Doch damit ist nun Schluss dank „Kraftwerk. Die Mensch-Maschine: Wechselwirkungen zwischen Technologie und Komposition“. Carsten Brocker, seit 2014 als Keyboarder Mitglied der Münsteraner Synthieband Alphaville, war noch keine zehn Jahre alt, als die Westfalen 1984 mit „Big in Japan“ und „Forever Young“ weltweite Synthie­pop­hits landen konnten. Als Praktiker vermag er zu erläutern, wie sich das Besondere des Kraftwerk-Sounds entwickelte: Als Wechselwirkung zwischen einer maschinell-minimalistischen Ästhetik und dem jeweils technisch verfügbaren Instrumentarium vom Synthesizer über Sequenzer bis zum Computer und der neuesten Virtualisierungs-Software. Das wird zwar teilweise in einem opaken Fachchinesisch verhandelt, doch ist das Buch auch für musikologische Laien durchaus lesbar.

Sie bedienten sich bei Schlager und Klassik

Reihenweise entlarvt ­Brocker viele Mythen, die sich um Kraftwerk ranken. So räumt er radikal auf mit den zahlreichen, vorsichtig formuliert: Unwahrheiten, die Hütter und Schneider in Interviews verbreitet haben. Ebenso entwirrt er fachkundig, welche musikalische Leistungen auf Kraftwerk-Alben eher epigonal und welche tatsächlich revolutionär waren.

Brocker diagnostiziert produktionstechnische Übereinstimmungen zwischen Kraftwerk und anderen Krautrock-Bands, die viele Statements von Hütter über das Alleinstellungsmerkmal Kraftwerks als PR entlarven. Besonders interessant wird es da, wo Brocker stillschweigende Übernahmen von Melodien aus Schlager oder Klassik für Kraftwerk-Stücke aufdeckt.

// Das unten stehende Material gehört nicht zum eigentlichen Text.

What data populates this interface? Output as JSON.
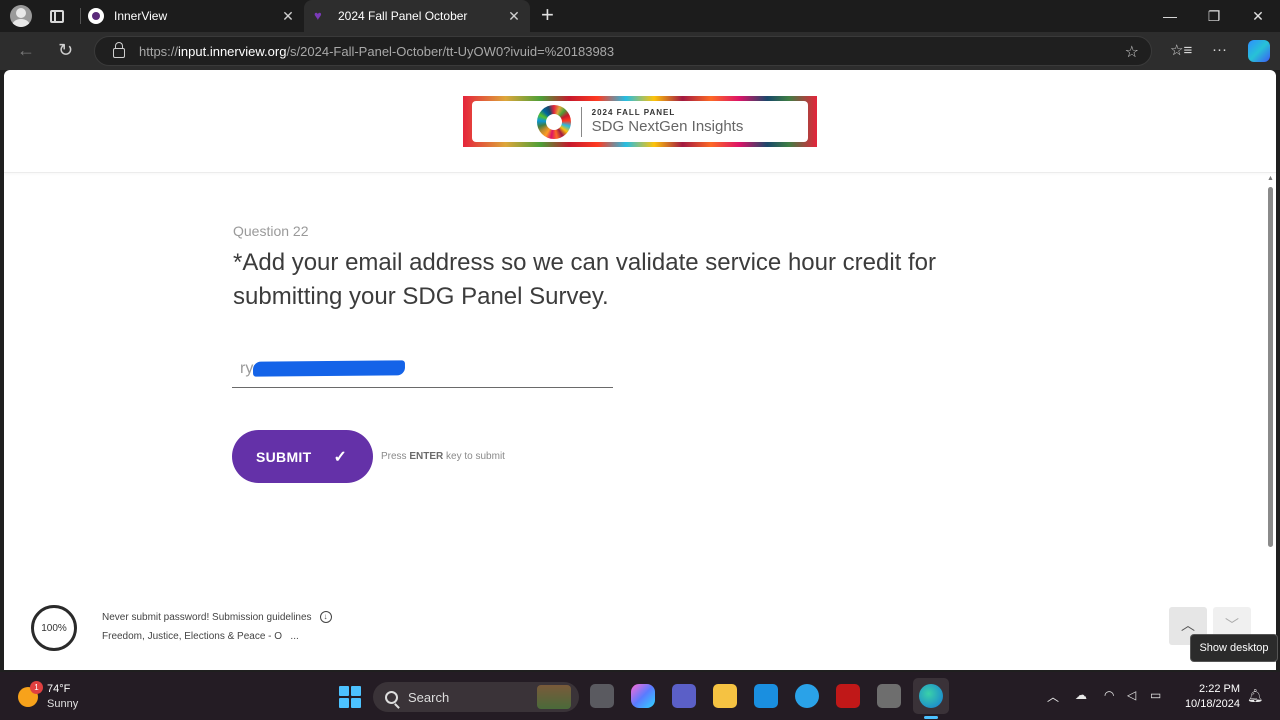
{
  "browser": {
    "tabs": [
      {
        "title": "InnerView"
      },
      {
        "title": "2024 Fall Panel October"
      }
    ],
    "url_prefix": "https://",
    "url_domain": "input.innerview.org",
    "url_path": "/s/2024-Fall-Panel-October/tt-UyOW0?ivuid=%20183983"
  },
  "banner": {
    "small": "2024 FALL PANEL",
    "big": "SDG NextGen Insights"
  },
  "question": {
    "number": "Question 22",
    "text": "*Add your email address so we can validate service hour credit for submitting your SDG Panel Survey.",
    "input_value": "ry"
  },
  "submit": {
    "label": "SUBMIT",
    "hint_prefix": "Press",
    "hint_key": "ENTER",
    "hint_suffix": "key to submit"
  },
  "footer": {
    "progress": "100%",
    "line1": "Never submit password! Submission guidelines",
    "line2": "Freedom, Justice, Elections & Peace - O",
    "more": "..."
  },
  "tooltip": "Show desktop",
  "taskbar": {
    "temp": "74°F",
    "condition": "Sunny",
    "weather_badge": "1",
    "search_label": "Search",
    "time": "2:22 PM",
    "date": "10/18/2024"
  },
  "colors": {
    "submit_bg": "#6431a8",
    "redaction": "#1463e8"
  }
}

Auch die Behauptung, dass „Computerwelt“ von 1981 das letzte bedeutende Album der Düsseldorfer Band sei, gehört zu den Klischees, mit denen ­Brocker aufräumt. Seine Analysen der „Expo 2000“-EP (1999) und des letzten Studioalbums, „Tour de France“ (2003) arbeiten heraus, worin die „ungeheuer lebendige Klangkomplexität“ dieser Spätwerke liegt.

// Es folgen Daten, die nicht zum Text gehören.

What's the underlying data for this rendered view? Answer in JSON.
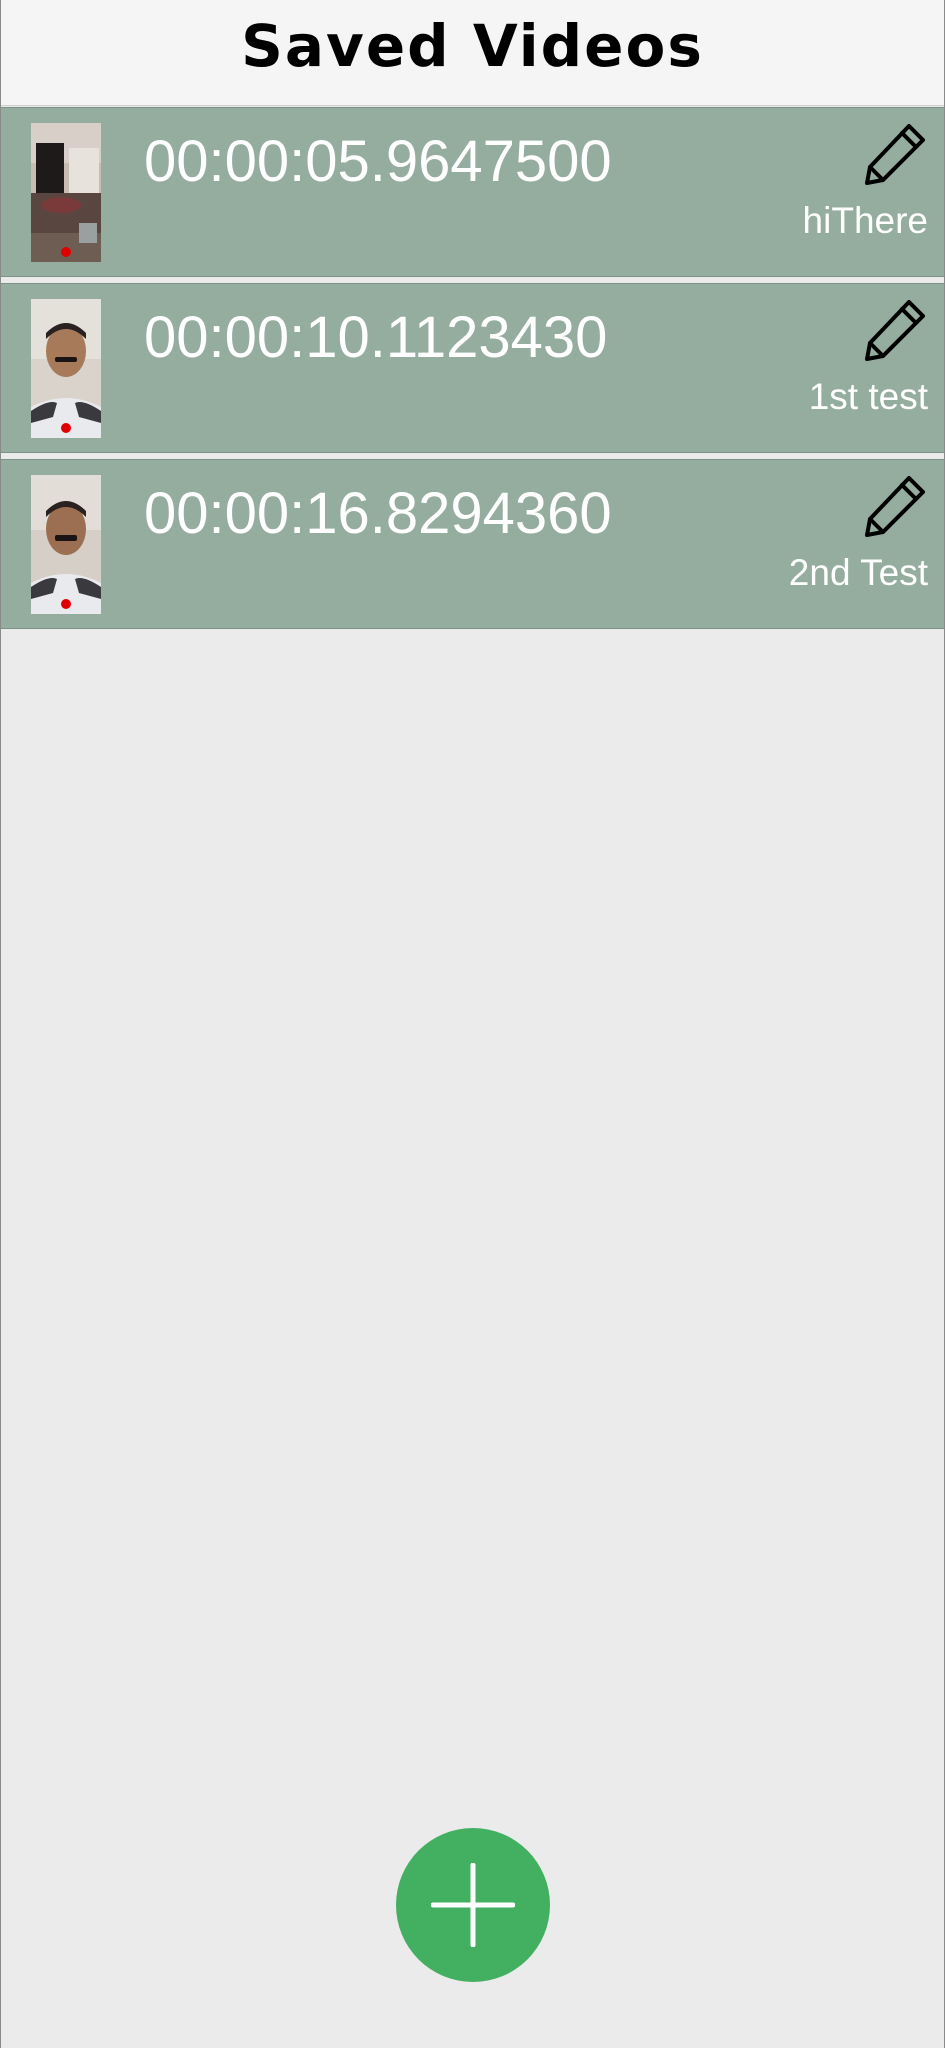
{
  "header": {
    "title": "Saved Videos"
  },
  "videos": [
    {
      "duration": "00:00:05.9647500",
      "name": "hiThere",
      "thumbnail": "room-thumbnail"
    },
    {
      "duration": "00:00:10.1123430",
      "name": "1st test",
      "thumbnail": "face-thumbnail"
    },
    {
      "duration": "00:00:16.8294360",
      "name": "2nd Test",
      "thumbnail": "face-thumbnail"
    }
  ],
  "icons": {
    "edit": "pencil-icon",
    "add": "plus-icon"
  },
  "colors": {
    "list_item_bg": "#95ad9f",
    "fab_bg": "#43b061",
    "record_dot": "#e00000"
  }
}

Mal innovativ, mal aufholend

Aber ist das nicht nur für ­eingefleischte Kraftwerk-Fans von Belang? Brockers Studie untersucht zwei zentrale Fragen, die relevant sind für alle, die sich für elektronische Musik interessieren: Inwieweit kann man Kraftwerk tatsächlich als Begründer der elektronischen Popmusik verstehen? Wären afroamerikanische Stile wie Electro, House und Techno ohne Kraftwerks Vorarbeiten möglich gewesen? Bisher waren zu diesen Streitfragen nur einseitige Geschmacksurteile, Fanmeinungen oder Schutzbehauptungen zu lesen. Brockers Studie liefert nun eine differenzierte, wissenschaftlich untermauerte Antwort.

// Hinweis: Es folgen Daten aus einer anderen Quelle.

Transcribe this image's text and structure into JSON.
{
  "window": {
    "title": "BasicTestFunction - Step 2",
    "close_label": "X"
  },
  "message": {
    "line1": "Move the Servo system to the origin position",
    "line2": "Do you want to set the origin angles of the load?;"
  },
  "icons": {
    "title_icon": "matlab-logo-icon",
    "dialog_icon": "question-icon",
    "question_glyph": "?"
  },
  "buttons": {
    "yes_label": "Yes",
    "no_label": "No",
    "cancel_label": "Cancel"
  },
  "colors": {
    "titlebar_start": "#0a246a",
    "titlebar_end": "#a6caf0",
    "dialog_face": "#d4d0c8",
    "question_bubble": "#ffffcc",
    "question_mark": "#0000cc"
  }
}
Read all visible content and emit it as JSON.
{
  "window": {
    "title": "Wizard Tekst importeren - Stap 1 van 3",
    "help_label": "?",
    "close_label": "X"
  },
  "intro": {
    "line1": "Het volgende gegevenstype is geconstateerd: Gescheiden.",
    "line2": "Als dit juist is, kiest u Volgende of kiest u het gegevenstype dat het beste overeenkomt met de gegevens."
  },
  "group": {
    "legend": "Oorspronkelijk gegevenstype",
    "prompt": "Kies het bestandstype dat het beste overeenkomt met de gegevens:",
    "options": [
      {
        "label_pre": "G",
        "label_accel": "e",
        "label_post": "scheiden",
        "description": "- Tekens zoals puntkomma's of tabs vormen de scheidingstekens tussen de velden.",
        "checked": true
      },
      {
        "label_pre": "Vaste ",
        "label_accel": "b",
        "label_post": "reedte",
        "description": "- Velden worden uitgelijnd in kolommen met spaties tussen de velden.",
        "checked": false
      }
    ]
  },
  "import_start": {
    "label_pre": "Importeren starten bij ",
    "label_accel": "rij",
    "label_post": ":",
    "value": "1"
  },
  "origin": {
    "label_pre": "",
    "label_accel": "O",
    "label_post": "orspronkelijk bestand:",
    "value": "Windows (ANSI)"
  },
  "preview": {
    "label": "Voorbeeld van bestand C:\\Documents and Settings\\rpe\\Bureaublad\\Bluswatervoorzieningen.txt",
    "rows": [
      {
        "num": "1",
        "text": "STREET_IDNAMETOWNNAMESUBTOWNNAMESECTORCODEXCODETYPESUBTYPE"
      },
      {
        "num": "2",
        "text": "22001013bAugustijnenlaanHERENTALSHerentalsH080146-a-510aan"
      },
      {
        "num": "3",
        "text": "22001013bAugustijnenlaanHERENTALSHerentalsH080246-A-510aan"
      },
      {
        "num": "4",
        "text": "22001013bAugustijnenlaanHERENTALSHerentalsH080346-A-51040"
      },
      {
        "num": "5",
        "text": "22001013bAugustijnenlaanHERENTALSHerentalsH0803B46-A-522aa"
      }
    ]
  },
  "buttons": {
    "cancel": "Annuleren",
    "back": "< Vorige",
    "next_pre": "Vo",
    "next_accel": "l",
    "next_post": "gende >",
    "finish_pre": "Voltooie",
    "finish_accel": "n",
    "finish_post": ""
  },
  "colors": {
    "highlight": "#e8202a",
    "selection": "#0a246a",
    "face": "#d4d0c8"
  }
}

Kraftwerk steht demnach für verschiedene Phasen der Musikproduktion, die mal innovativ, mal aufholend waren. „Einfluss“ wiederum ist ein dialektischer transnationaler Feedback-Prozess, der sich dagegen sperrt, auf einfache Formeln gebracht zu werden: Kraftwerk wurden an verschiedenen Orten auf unterschiedliche Weise rezipiert.